2. Kombinierter Schlüssel (1) nach Anspruch 1,
dadurch gekennzeichnet,
dass der Mitnehmer (34) sowie die Flügel (33) jeweils eine Tiefe (T) aufweisen, die parallel
zur Richtung der Drehachse (31) des Schlüsselteils (20) ausgerichtet ist, wobei insbesondere
die Tiefe (T) des Mitnehmers (34) größer ist als die Tiefe (T) der Flügel (33).

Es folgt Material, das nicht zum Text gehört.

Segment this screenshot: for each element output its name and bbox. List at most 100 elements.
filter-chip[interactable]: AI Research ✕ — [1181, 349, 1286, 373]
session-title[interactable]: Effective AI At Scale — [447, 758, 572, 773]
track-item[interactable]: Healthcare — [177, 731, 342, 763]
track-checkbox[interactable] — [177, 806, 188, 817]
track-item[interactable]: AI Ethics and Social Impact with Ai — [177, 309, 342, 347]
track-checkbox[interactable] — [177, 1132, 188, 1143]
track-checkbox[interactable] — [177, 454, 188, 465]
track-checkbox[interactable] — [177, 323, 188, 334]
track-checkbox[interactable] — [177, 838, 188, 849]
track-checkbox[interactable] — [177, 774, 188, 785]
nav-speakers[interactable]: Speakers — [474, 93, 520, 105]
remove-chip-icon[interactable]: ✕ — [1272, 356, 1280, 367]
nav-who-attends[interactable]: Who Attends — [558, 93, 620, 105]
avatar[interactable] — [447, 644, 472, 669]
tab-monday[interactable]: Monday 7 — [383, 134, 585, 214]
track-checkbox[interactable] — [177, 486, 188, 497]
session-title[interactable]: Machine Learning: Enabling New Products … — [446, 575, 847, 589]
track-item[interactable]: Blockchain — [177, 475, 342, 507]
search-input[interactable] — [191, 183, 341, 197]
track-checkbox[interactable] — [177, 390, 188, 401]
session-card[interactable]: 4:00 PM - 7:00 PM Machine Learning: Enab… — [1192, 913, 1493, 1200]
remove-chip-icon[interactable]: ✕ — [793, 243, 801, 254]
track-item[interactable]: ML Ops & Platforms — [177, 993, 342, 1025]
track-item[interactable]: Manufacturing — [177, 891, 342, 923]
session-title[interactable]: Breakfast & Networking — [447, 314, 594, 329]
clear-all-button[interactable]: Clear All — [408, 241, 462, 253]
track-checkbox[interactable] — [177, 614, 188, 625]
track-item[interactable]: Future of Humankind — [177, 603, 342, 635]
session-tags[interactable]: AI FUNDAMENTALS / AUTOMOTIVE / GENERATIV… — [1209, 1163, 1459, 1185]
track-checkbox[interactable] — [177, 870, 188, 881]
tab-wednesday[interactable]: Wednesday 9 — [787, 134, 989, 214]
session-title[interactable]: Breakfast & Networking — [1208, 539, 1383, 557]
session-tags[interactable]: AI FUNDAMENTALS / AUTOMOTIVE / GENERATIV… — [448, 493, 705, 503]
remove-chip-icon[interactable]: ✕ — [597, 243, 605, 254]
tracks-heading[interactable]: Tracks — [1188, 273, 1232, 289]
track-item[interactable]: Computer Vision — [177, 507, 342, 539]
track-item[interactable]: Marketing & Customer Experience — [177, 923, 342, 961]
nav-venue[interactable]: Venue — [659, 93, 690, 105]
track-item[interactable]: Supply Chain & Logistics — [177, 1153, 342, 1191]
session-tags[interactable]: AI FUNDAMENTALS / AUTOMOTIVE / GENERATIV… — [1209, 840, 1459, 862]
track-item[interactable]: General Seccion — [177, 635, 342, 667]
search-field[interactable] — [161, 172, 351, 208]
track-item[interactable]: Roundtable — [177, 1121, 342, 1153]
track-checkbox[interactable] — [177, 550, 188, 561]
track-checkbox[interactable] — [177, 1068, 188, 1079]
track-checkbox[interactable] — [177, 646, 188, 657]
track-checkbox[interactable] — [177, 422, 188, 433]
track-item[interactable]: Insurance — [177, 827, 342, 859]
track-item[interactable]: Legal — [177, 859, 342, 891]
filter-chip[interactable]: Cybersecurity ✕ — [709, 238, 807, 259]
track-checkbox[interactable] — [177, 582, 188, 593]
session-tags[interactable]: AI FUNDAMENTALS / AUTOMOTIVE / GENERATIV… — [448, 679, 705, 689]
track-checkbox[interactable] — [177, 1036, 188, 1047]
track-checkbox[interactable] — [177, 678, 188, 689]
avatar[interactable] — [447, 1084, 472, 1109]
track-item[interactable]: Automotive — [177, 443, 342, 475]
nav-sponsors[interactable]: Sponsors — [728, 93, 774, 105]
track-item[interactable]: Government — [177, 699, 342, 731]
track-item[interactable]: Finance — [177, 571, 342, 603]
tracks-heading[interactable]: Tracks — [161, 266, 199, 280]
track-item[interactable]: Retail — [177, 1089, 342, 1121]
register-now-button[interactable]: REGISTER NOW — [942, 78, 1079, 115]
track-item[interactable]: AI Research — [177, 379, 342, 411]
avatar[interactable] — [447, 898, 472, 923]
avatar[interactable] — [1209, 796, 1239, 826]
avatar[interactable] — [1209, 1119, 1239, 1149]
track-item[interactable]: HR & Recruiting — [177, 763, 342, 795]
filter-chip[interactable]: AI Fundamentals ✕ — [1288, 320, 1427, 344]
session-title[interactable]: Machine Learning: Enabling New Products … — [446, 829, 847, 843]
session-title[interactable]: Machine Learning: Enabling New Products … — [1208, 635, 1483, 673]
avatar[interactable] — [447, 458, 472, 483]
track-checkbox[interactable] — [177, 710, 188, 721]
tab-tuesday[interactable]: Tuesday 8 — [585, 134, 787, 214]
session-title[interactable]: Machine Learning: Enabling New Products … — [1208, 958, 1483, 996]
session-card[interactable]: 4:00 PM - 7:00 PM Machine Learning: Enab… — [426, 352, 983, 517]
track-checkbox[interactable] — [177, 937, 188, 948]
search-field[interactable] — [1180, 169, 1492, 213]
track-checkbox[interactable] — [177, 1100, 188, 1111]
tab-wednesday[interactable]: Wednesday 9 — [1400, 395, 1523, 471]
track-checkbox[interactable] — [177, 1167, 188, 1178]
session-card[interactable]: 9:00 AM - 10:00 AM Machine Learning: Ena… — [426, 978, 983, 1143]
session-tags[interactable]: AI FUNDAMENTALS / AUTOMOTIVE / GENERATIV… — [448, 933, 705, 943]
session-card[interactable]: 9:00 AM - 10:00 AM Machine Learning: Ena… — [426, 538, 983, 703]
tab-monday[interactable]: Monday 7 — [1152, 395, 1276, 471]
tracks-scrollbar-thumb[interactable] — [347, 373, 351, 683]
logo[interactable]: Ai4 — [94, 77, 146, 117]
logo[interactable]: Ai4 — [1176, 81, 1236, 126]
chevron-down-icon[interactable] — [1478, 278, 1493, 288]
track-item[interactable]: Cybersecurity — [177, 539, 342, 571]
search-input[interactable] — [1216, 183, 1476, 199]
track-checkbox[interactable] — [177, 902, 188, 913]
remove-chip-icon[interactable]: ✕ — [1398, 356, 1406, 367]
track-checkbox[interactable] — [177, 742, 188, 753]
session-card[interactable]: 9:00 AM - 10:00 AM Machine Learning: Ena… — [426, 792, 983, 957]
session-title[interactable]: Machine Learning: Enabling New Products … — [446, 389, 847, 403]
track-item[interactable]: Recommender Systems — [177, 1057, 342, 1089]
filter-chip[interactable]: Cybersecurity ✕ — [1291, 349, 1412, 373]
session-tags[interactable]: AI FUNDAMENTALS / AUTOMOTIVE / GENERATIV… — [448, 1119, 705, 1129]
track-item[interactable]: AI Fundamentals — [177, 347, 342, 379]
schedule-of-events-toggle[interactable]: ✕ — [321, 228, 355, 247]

3. Kombinierter Schlüssel (1) nach Anspruch 1 oder 2,
dadurch gekennzeichnet,
dass die Flügel (33) sich in ihrer Flügelbreite (B) unterscheiden, wobei insbesondere
die Breite (B) des Mitnehmers (34) sich mindestens von der Flügelbreite (B) eines
Flügels (33) unterscheidet.
4. Kombinierter Schlüssel (1) nach einem der vorhergehenden Ansprüche,
dadurch gekennzeichnet,
dass die Nuten (12a, 12b, 12c, 12d) sich zumindest aus einem erstes Nutenpaar (12a) und
einem zweiten Nutenpaar (12b) zusammensetzen, wobei
in der Ruhestellung (4) des Schlüsselteils (20) die Flügel (33) zumindest teilweise
im ersten Nutenpaar (12a) eingerastet sind und in der Gebrauchsstellung (5) des Schlüsselteils
(20) die Flügel (33) zumindest teilweise im zweiten Nutenpaar (12b) eingerastet sind,
wobei insbesondere die Kulisse (13) derart ausgeführt ist, dass das zweite Nutenpaar
(12b) zum Innenbereich (14) des Gehäuses (10) ausgerichtet ist und/oder dass die Kulisse
(13) Stege (24) zwischen den Nuten (12a, 12b, 12c, 12d) aufweist, die als Gleitflächen
(24) für die Flügel (33) während der Bewegung des Schlüsselteils (20) dienen, wobei
zumindest eine Nut (12) des ersten Nutenpaares (12a) zwei Stege (24) voneinander trennt
und dass zumindest eine Nut (12) des zweiten Nutenpaares (12b) zwei Stege (24) voneinander
trennt.
5. Kombinierter Schlüssel (1) nach einem der vorhergehenden Ansprüche,
dadurch gekennzeichnet,
dass die Stege (24) kreisartig um die Drehachse (31) des Schlüsselteils (20) sich erstrecken
und/oder dass die Stege (24) als kreisbogenförmige Segmente ausgeführt sind, die gemeinsam
um die Drehachse (31) des Schlüsselteils (20) verlaufen und/oder dass das Aktivierungselement
(32) axial verschiebbar zur Drehachse (31) des Schlüsselteils (20) in der Lagerstelle
(30) gelagert ist.
6. Kombinierter Schlüssel (1) nach einem der vorhergehenden Ansprüche,
dadurch gekennzeichnet,
dass das Aktivierungselement (32) zwei voneinander beabstandete Flügel (33) und einen
Mitnehmer (34) aufweist, wobei die Kulisse (13) mit zwei weiteren Nuten (12c, 12d)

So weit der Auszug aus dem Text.